Darkness swept over the campsite. With the lack of nearby artificial light, they needed lanterns to see their immediate surroundings. The stars started to spark into existence slowly, as some clouds drifted out of the way and the last remnants of the sunlight fell. Both women were quiet, relishing in their breathing and in the subtle changes in the sound and light. It didn’t take long for them to be fully shrouded by the night sky. They each felt as if they could float away at any moment. Waves of darkness came in like the sea, and iridescent purple ink filled the empty space.
“I think I’m in love with Kate, actually,” Liz said, after a long period of silence.
“I don’t know. It’s probably not good to befriend her again without also telling her. But that’s impossible, right? I can’t just say that. That changes the whole tenor,” Liz said. “But I don’t care. I just want to be in her presence. It wasn’t a kink to me, I meant that. Worship was just my natural reaction. And I’ve known her a long time, so you know it’s not infatuation, it’s not impulse. It’s just the reality of how she is, to me. How we fit together.”
“You two do fit together, is the thing. I believe it. But you can’t just hang around waiting for her to break up. That’s no fucking good, girliepop,” Zee said.
“Yeah,” Liz said. “So I should get over her?”
"I think you should just let things happen,” Zee said. “Say a UFO came out of the sky right now. Flying saucer zooming in. Lights all over. And it lands a beam on us and I get lifted up. They take me in and they experiment on me. Remove my piercings and analyze my tattoos, maybe shave my head. They study every nook and cranny, every response I could have. If I’m lucky, they keep me alive. They might keep me up there for hours, days, or years. Did you ever hear about those people who showed up in New Mexico in 1993, with period clothes in perfect condition and no memory of how they got there? I could show up in the future and never see you again.”
“What,” Liz said.
“I couldn’t change it,” she said. “And it might be good for me.”
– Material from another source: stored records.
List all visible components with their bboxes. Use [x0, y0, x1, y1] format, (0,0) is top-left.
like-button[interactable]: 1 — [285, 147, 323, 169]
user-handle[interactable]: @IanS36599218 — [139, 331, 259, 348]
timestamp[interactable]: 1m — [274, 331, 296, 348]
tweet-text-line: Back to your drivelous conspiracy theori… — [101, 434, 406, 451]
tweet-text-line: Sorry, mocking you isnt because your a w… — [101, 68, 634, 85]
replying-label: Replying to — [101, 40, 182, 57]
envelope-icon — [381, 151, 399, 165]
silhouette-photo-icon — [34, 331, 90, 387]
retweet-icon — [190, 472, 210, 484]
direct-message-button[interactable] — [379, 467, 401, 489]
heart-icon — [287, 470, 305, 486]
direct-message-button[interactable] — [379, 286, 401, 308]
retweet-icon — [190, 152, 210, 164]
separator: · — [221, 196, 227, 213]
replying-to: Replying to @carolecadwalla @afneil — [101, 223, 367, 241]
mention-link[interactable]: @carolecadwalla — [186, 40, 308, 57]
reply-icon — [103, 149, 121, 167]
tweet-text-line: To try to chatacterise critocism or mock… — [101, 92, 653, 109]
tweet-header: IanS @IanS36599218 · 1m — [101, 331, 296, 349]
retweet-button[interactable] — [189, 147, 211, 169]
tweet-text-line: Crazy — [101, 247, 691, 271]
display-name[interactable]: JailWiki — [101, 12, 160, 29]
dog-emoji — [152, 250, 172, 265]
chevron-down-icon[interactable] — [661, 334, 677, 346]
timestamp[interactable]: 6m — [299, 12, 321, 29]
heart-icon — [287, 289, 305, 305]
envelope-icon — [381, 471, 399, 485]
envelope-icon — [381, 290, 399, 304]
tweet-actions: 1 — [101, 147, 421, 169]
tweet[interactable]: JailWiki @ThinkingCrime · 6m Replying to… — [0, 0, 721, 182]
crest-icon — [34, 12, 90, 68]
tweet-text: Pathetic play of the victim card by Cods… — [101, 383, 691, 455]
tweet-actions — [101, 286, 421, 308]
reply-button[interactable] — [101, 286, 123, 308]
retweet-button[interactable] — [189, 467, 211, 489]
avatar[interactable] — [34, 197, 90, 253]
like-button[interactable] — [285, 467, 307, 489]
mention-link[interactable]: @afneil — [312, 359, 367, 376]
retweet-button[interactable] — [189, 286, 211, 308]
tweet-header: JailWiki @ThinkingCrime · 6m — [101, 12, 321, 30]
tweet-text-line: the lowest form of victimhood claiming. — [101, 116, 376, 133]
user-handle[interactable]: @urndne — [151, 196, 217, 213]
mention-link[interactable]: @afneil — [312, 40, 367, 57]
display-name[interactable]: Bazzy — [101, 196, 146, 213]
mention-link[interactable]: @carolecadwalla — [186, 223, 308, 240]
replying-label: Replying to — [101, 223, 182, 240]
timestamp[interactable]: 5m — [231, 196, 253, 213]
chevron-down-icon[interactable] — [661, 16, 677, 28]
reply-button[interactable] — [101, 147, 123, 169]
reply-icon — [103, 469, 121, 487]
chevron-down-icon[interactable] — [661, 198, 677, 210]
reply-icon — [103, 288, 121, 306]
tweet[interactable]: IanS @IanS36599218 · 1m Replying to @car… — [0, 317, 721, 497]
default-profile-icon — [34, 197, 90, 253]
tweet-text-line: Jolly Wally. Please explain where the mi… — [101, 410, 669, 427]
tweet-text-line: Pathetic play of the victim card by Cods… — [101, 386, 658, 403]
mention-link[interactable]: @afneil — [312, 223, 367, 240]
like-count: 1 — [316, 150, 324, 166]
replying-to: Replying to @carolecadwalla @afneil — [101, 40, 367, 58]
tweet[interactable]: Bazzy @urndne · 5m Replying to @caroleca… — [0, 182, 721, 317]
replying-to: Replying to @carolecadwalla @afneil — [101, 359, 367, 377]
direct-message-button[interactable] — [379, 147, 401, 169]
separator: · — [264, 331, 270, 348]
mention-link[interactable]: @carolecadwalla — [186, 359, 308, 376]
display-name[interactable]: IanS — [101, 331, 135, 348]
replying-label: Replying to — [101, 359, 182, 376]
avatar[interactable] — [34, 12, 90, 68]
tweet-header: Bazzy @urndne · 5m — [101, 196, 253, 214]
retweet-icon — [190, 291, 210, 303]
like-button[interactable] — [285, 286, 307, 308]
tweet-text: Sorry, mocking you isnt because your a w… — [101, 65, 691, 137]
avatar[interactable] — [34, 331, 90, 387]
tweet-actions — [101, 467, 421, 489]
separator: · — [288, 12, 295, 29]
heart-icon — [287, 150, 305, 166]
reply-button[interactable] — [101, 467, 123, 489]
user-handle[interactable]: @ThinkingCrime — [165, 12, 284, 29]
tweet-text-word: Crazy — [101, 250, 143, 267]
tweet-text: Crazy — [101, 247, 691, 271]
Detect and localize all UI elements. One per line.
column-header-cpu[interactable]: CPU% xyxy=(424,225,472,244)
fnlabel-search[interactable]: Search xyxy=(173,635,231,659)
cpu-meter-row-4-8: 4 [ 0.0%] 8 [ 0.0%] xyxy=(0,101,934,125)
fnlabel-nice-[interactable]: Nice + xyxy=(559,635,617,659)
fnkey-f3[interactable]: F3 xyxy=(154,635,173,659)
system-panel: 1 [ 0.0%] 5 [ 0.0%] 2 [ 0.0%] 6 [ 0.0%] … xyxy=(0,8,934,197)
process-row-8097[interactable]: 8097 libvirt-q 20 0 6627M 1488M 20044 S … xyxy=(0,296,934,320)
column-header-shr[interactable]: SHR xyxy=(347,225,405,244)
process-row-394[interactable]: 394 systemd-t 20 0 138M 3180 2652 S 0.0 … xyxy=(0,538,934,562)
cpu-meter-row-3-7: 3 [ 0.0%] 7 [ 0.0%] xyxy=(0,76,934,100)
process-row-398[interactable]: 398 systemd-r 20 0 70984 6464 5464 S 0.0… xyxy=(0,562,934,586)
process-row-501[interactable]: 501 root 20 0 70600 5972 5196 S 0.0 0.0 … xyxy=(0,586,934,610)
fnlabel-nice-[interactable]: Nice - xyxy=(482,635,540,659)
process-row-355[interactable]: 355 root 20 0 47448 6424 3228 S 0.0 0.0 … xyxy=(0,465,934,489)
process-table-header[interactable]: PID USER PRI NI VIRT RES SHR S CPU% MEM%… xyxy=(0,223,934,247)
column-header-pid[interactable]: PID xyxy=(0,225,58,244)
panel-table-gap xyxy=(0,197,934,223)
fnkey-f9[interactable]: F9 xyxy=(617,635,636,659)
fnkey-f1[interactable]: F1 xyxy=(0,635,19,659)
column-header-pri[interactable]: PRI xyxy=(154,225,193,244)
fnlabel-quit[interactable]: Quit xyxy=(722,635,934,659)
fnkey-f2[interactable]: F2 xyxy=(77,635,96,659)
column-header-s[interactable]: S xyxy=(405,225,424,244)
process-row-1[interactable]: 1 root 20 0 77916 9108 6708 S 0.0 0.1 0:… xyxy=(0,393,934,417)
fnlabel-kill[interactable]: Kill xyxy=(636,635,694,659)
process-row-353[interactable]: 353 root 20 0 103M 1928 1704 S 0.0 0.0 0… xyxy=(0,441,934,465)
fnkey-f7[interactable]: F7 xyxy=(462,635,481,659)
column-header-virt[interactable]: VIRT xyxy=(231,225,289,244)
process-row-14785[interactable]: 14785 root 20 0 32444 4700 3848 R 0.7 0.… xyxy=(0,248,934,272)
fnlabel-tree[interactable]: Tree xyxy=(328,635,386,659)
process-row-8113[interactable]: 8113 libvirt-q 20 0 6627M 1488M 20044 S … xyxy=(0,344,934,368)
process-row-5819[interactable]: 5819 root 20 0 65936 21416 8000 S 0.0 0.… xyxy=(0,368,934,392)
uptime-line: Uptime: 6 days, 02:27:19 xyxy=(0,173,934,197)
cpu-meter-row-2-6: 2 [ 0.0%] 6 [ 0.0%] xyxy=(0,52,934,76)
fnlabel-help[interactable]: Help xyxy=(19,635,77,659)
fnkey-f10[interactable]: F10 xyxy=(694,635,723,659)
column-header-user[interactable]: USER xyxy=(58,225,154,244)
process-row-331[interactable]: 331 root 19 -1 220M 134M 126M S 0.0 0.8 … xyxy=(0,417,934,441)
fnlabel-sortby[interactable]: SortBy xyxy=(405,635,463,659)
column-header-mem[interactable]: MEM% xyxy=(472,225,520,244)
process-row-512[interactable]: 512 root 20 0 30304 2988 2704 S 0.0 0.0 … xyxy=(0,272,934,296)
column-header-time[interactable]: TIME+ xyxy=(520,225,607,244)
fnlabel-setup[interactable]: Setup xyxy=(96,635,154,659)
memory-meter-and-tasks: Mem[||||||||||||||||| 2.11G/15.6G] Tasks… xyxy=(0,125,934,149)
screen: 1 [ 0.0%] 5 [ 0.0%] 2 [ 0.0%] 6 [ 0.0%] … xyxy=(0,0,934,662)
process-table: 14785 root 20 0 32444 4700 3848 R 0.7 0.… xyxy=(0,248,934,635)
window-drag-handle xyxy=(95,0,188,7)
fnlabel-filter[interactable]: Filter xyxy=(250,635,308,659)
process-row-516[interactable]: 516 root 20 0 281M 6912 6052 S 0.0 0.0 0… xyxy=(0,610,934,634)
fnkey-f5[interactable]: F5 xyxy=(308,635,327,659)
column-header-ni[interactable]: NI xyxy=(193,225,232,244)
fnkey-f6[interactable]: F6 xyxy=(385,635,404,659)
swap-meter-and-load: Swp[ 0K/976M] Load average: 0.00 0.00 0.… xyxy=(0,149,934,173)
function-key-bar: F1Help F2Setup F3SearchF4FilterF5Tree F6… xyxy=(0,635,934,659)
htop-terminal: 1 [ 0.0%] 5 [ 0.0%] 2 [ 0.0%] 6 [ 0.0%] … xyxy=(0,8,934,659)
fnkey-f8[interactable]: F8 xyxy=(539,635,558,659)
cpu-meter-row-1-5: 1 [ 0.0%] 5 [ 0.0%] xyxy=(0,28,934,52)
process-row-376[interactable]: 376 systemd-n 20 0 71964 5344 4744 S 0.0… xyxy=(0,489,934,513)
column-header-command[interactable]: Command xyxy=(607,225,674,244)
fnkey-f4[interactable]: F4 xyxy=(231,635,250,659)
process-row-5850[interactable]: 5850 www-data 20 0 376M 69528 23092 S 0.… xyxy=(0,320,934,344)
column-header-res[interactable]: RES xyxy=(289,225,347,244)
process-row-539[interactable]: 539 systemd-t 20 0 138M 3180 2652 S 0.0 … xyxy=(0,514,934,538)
“You want to get abducted by aliens?”
“Why not?”
“The weird torture stuff you just talked about!”
“You want to worship, I want to get… probed. Don’t kink-shame,” Zee said. They stared at the sky as the clouds shifted and filled their view like dark ink in a water glass.
“What if she knows and doesn’t care?” Liz said.
“She probably does. Doesn’t care, I don’t know. ‘I’m flattered, but I’m taken’ I bet she’d say,” Zee said.
“Let’s get abducted,” Liz said. “You’ll enjoy it and I won’t have to think about this again.”
“You’ll just find an alien to worship,” Zee said. “Maybe we could make it work.” They laid there, in agreeable, peaceful silence, waiting for a UFO that never came.
The next morning, the clouds had gone completely. Golden morning light bathed their camp and glowed through Liz and Zee’s tents. When Liz woke up, Zee was making coffee. She was the more practical of the two, which came in handy.
“I told her,” Liz said. “She said just what you thought. ‘I’m flattered, and I appreciate it, but I’m taken right now.’”
“She’s normal,” Zee said. “So there’s one less thing she has in common with us, I guess.”
“You think?” Liz said. “I feel like I’m normal.”
“Being weird is normal, Liz, so yeah,” Zee said.
“What does that…?”
Zee laughed. “Let’s go back Earthside, space girl.”